Weicht die stochastische Verteilung von Symbolen sehr stark von der Gleichverteilung ab, so ist die Abbildung dieser Symbole auf gleich lange Codewörter offenbar ineffizient, da dann die Entropie - also die im Mittel pro Codewort übertragene Information - viel kleiner als die Zahl der zu übertragenden Binärstellen ist.

Beispiel
Eine Strichzeichnung in den Farben "schwarz", "blau", "grün", "rot" und "gelb" auf weißem Grund soll in 100 Zeilen zu je 100 Pixeln gespeichert werden. Ein Beispiel ist das "Haus vom Nikolaus" im folgenden Bild:

A = ones(100,100);                 % weißer Untergrund
A(90,25:75) = 2;                   % Fundamentplatte
A(40:90,[25,75]) = 3;              % Wände
A(40,25:75) = 4;                   % Decke
for k=0:50  A(90-k,25+k) = 6; end  % Verstrebung
for k=0:50  A(90-k,75-k) = 6; end  % Verstrebung
for k=0:25  A(40-k,25+k) = 5; end  % Dach
for k=0:25  A(40-k,75-k) = 5; end  % Dach
pixelgraphik(A, {'w'; 'k'; 'b'; 'g'; 'r'; 'y'})

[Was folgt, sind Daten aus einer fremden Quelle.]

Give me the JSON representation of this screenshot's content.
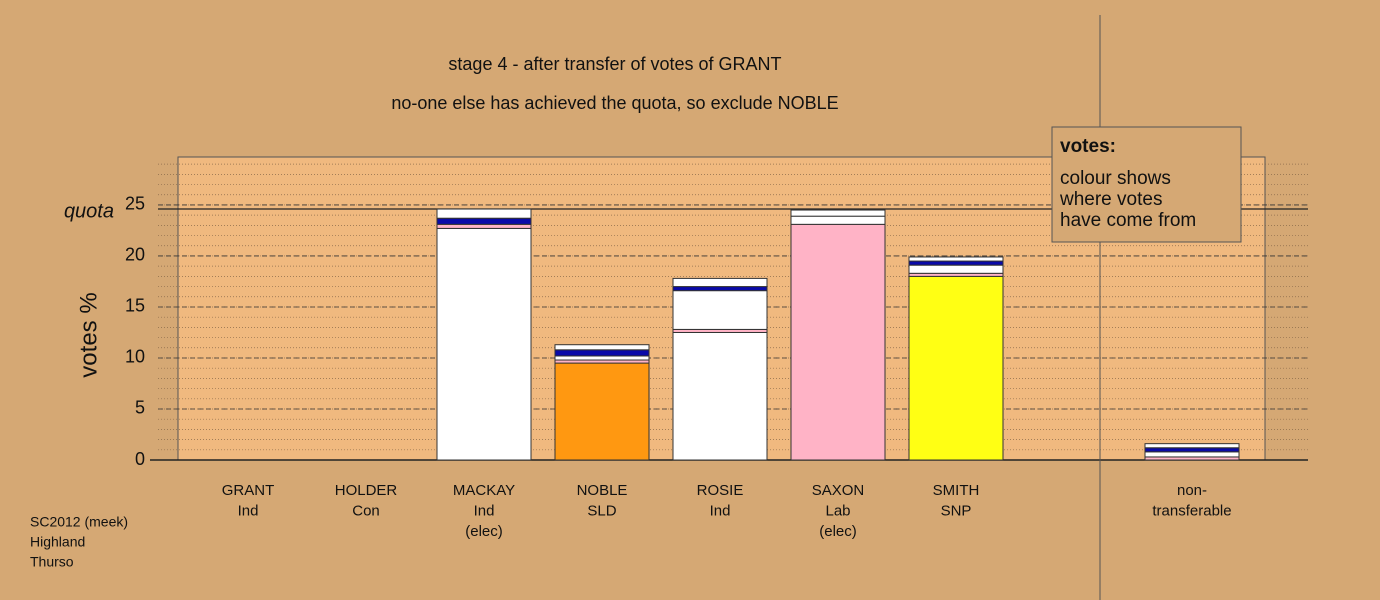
{
  "chart_data": {
    "type": "stacked_bar",
    "title": "stage 4 - after transfer of votes of GRANT",
    "subtitle": "no-one else has achieved the quota, so exclude NOBLE",
    "y_label": "votes %",
    "quota_label": "quota",
    "quota": 24.6,
    "categories": [
      [
        "GRANT",
        "Ind"
      ],
      [
        "HOLDER",
        "Con"
      ],
      [
        "MACKAY",
        "Ind",
        "(elec)"
      ],
      [
        "NOBLE",
        "SLD"
      ],
      [
        "ROSIE",
        "Ind"
      ],
      [
        "SAXON",
        "Lab",
        "(elec)"
      ],
      [
        "SMITH",
        "SNP"
      ],
      null,
      [
        "non-",
        "transferable"
      ]
    ],
    "series": [
      {
        "colors": [
          "#ffffff",
          "#ffffff",
          "#ffffff",
          "#ff9811",
          "#ffffff",
          "#ffb3c6",
          "#ffff14",
          null,
          "#ffffff"
        ],
        "values": [
          0,
          0,
          22.7,
          9.5,
          12.5,
          23.1,
          18.0,
          null,
          0
        ]
      },
      {
        "color": "#ffb3c6",
        "values": [
          0,
          0,
          0.4,
          0.3,
          0.3,
          0,
          0.3,
          null,
          0.3
        ]
      },
      {
        "color": "#ffffff",
        "values": [
          0,
          0,
          0,
          0.4,
          3.8,
          0.8,
          0.8,
          null,
          0.5
        ]
      },
      {
        "color": "#0a0aa8",
        "values": [
          0,
          0,
          0.6,
          0.6,
          0.4,
          0,
          0.4,
          null,
          0.4
        ]
      },
      {
        "color": "#ffffff",
        "values": [
          0,
          0,
          0.9,
          0.5,
          0.8,
          0.6,
          0.4,
          null,
          0.4
        ]
      }
    ],
    "ylim": [
      0,
      29.7
    ],
    "yticks": [
      0,
      5,
      10,
      15,
      20,
      25
    ],
    "minor_grid": 1,
    "legend": {
      "title": "votes:",
      "lines": [
        "colour shows",
        "where votes",
        "have come from"
      ]
    },
    "footer": [
      "SC2012 (meek)",
      "Highland",
      "Thurso"
    ]
  }
}
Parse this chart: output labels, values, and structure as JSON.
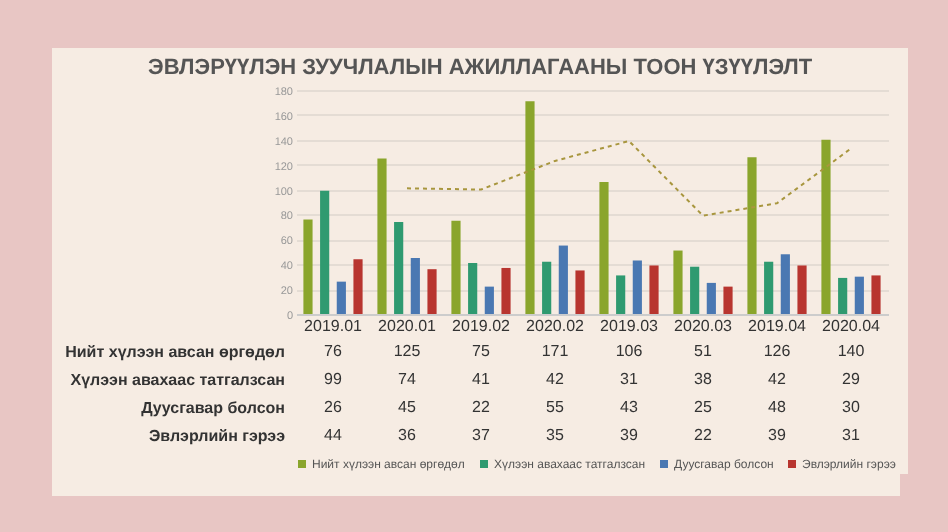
{
  "chart_data": {
    "type": "bar",
    "title": "ЭВЛЭРҮҮЛЭН ЗУУЧЛАЛЫН АЖИЛЛАГААНЫ ТООН ҮЗҮҮЛЭЛТ",
    "categories": [
      "2019.01",
      "2020.01",
      "2019.02",
      "2020.02",
      "2019.03",
      "2020.03",
      "2019.04",
      "2020.04"
    ],
    "series": [
      {
        "name": "Нийт хүлээн авсан өргөдөл",
        "color": "#8aa52c",
        "values": [
          76,
          125,
          75,
          171,
          106,
          51,
          126,
          140
        ],
        "value_labels": [
          "76",
          "125",
          "75",
          "171",
          "106",
          "51",
          "126",
          "140"
        ]
      },
      {
        "name": "Хүлээн авахаас татгалзсан",
        "color": "#2f9a70",
        "values": [
          99,
          74,
          41,
          42,
          31,
          38,
          42,
          29
        ],
        "value_labels": [
          "99",
          "74",
          "41",
          "42",
          "31",
          "38",
          "42",
          "29"
        ]
      },
      {
        "name": "Дуусгавар болсон",
        "color": "#4a78b2",
        "values": [
          26,
          45,
          22,
          55,
          43,
          25,
          48,
          30
        ],
        "value_labels": [
          "26",
          "45",
          "22",
          "55",
          "43",
          "25",
          "48",
          "30"
        ]
      },
      {
        "name": "Эвлэрлийн гэрээ",
        "color": "#b8352f",
        "values": [
          44,
          36,
          37,
          35,
          39,
          22,
          39,
          31
        ],
        "value_labels": [
          "44",
          "36",
          "37",
          "35",
          "39",
          "22",
          "39",
          "31"
        ]
      },
      {
        "type": "line",
        "color": "#a8963e",
        "line_style": "dotted",
        "values": [
          null,
          101,
          100,
          123,
          139,
          79,
          89,
          133
        ]
      }
    ],
    "ylim": [
      0,
      180
    ],
    "yticks": [
      0,
      20,
      40,
      60,
      80,
      100,
      120,
      140,
      160,
      180
    ],
    "grid": "y",
    "legend": "bottom"
  }
}
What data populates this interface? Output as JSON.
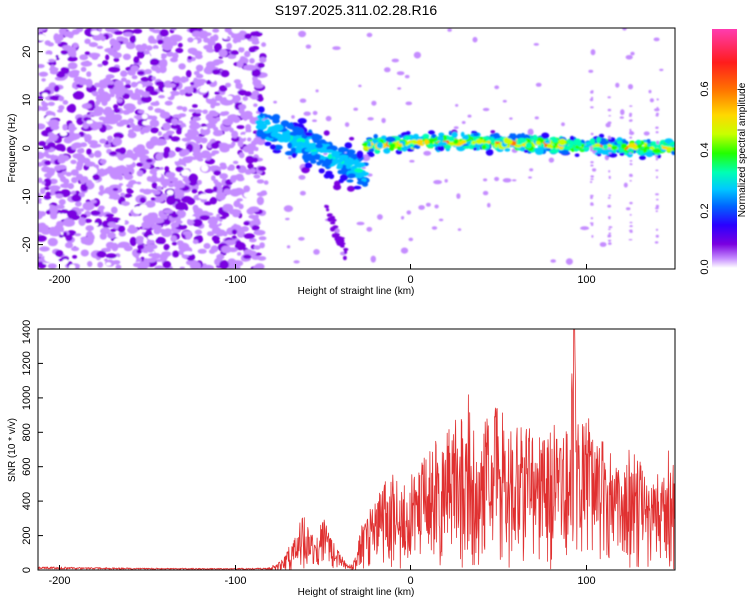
{
  "title": "S197.2025.311.02.28.R16",
  "top_panel": {
    "xlabel": "Height of straight line (km)",
    "ylabel": "Frequency (Hz)",
    "xticks": [
      "-200",
      "-100",
      "0",
      "100"
    ],
    "yticks": [
      "20",
      "10",
      "0",
      "-10",
      "-20"
    ],
    "colorbar": {
      "label": "Normalized spectral amplitude",
      "ticks": [
        "0.0",
        "0.2",
        "0.4",
        "0.6"
      ],
      "colors": [
        "#ffffff",
        "#c58cff",
        "#7a00e0",
        "#2a00ff",
        "#0066ff",
        "#00c8ff",
        "#00ffb4",
        "#22ff00",
        "#c8ff00",
        "#ffd800",
        "#ff7800",
        "#ff1c1c",
        "#ff3cb0"
      ]
    }
  },
  "bottom_panel": {
    "xlabel": "Height of straight line (km)",
    "ylabel": "SNR (10 * v/v)",
    "xticks": [
      "-200",
      "-100",
      "0",
      "100"
    ],
    "yticks": [
      "0",
      "200",
      "400",
      "600",
      "800",
      "1000",
      "1200",
      "1400"
    ],
    "line_color": "#e03030"
  },
  "chart_data": [
    {
      "type": "heatmap",
      "title": "S197.2025.311.02.28.R16",
      "xlabel": "Height of straight line (km)",
      "ylabel": "Frequency (Hz)",
      "xlim": [
        -210,
        150
      ],
      "ylim": [
        -25,
        25
      ],
      "zlabel": "Normalized spectral amplitude",
      "zlim": [
        0,
        0.8
      ],
      "description_of_signal": [
        {
          "x_range": [
            -210,
            -85
          ],
          "frequency_range": [
            -25,
            25
          ],
          "amplitude": "low, diffuse noise"
        },
        {
          "x_range": [
            -85,
            -25
          ],
          "frequency_center": [
            5,
            -5
          ],
          "amplitude": "moderate, descending track"
        },
        {
          "x_range": [
            -25,
            150
          ],
          "frequency_center": 0.5,
          "amplitude": "high, narrow band near 0 Hz"
        }
      ]
    },
    {
      "type": "line",
      "xlabel": "Height of straight line (km)",
      "ylabel": "SNR (10 * v/v)",
      "xlim": [
        -210,
        150
      ],
      "ylim": [
        0,
        1400
      ],
      "series": [
        {
          "x": [
            -210,
            -180,
            -150,
            -120,
            -100,
            -80,
            -72,
            -65,
            -60,
            -56,
            -52,
            -48,
            -44,
            -40,
            -36,
            -32,
            -28,
            -24,
            -20,
            -15,
            -10,
            -5,
            0,
            5,
            10,
            15,
            20,
            25,
            30,
            33,
            35,
            40,
            45,
            50,
            55,
            60,
            65,
            70,
            75,
            80,
            85,
            90,
            93,
            96,
            100,
            105,
            110,
            115,
            120,
            125,
            130,
            135,
            140,
            145,
            148,
            150
          ],
          "y": [
            20,
            15,
            12,
            10,
            10,
            12,
            60,
            200,
            330,
            200,
            260,
            300,
            200,
            120,
            40,
            30,
            250,
            350,
            380,
            500,
            560,
            480,
            520,
            720,
            680,
            800,
            760,
            900,
            880,
            1050,
            850,
            820,
            900,
            980,
            860,
            820,
            940,
            750,
            860,
            900,
            780,
            820,
            1430,
            760,
            960,
            700,
            820,
            640,
            560,
            730,
            650,
            490,
            560,
            600,
            830,
            620
          ]
        }
      ]
    }
  ]
}
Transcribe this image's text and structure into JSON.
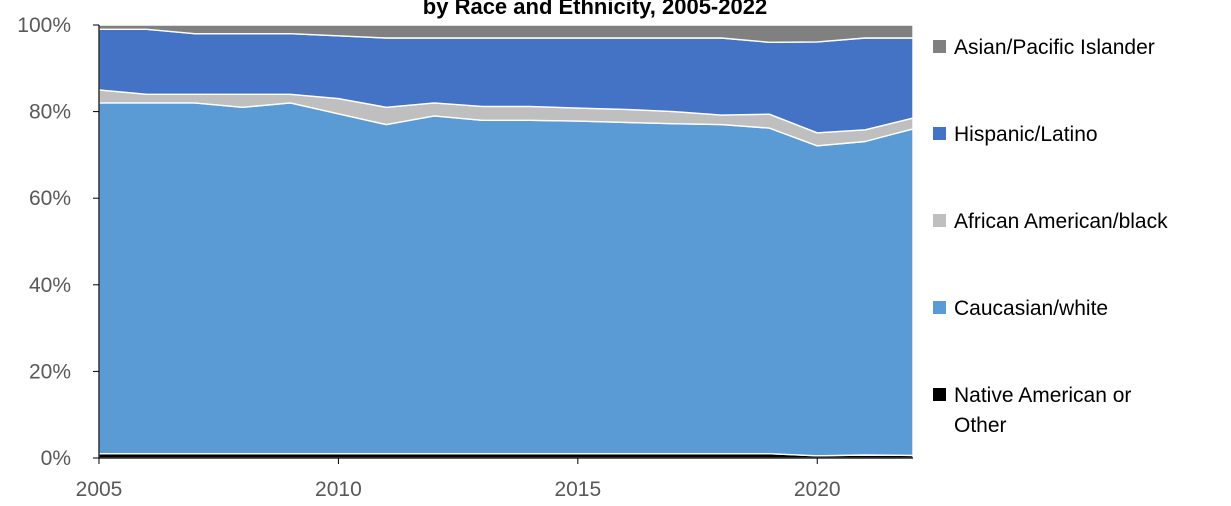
{
  "chart_data": {
    "type": "area",
    "stacked": true,
    "percent": true,
    "title": "by Race and Ethnicity, 2005-2022",
    "xlabel": "",
    "ylabel": "",
    "x": [
      2005,
      2006,
      2007,
      2008,
      2009,
      2010,
      2011,
      2012,
      2013,
      2014,
      2015,
      2016,
      2017,
      2018,
      2019,
      2020,
      2021,
      2022
    ],
    "xlim": [
      2005,
      2022
    ],
    "ylim": [
      0,
      100
    ],
    "x_ticks": [
      "2005",
      "2010",
      "2015",
      "2020"
    ],
    "y_ticks": [
      "0%",
      "20%",
      "40%",
      "60%",
      "80%",
      "100%"
    ],
    "grid": false,
    "legend_position": "right",
    "series": [
      {
        "name": "Native American or Other",
        "color": "#000000",
        "values": [
          1,
          1,
          1,
          1,
          1,
          1,
          1,
          1,
          1,
          1,
          1,
          1,
          1,
          1,
          1,
          0.5,
          0.7,
          0.6
        ]
      },
      {
        "name": "Caucasian/white",
        "color": "#5B9BD5",
        "values": [
          81,
          81,
          81,
          80,
          81,
          78.5,
          76,
          78,
          77,
          77,
          76.8,
          76.5,
          76.2,
          76,
          75.2,
          71.6,
          72.4,
          75.4
        ]
      },
      {
        "name": "African American/black",
        "color": "#BFBFBF",
        "values": [
          3,
          2,
          2,
          3,
          2,
          3.5,
          4,
          3,
          3.2,
          3.2,
          3,
          3,
          2.8,
          2.2,
          3.2,
          3,
          2.7,
          2.5
        ]
      },
      {
        "name": "Hispanic/Latino",
        "color": "#4472C4",
        "values": [
          14,
          15,
          14,
          14,
          14,
          14.5,
          16,
          15,
          15.8,
          15.8,
          16.2,
          16.5,
          17,
          17.8,
          16.6,
          21,
          21.2,
          18.5
        ]
      },
      {
        "name": "Asian/Pacific Islander",
        "color": "#808080",
        "values": [
          1,
          1,
          2,
          2,
          2,
          2.5,
          3,
          3,
          3,
          3,
          3,
          3,
          3,
          3,
          4,
          3.9,
          3,
          3
        ]
      }
    ]
  }
}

Dieser Matlabcode ist Kern der Funktion nikohaus :

nikohaus

Zur Kodierung der 6 verschiedenen Pixel sind wenigstens 3 Bit nötig. Die Entropie ist allerdings wesentlich kleiner, nämlich 0.2944 :

for k=1:6  pixelanzahl(k) = sum(sum((A==k))); end
p = pixelanzahl/10000              % Wahrscheinlichkeiten der Pixelfarben
I = log2(1./p)                     % Informationsgehalte der Farben
H = sum(p.*log2(1./p));  result2fig(H) % Entropie

Mit 3 Binärstellen würden also weniger als 0.3 Bit an Information übertragen. In einem solchen Fall ist eine Kodierung mit Kodewörtern verschiedener Länge günstiger.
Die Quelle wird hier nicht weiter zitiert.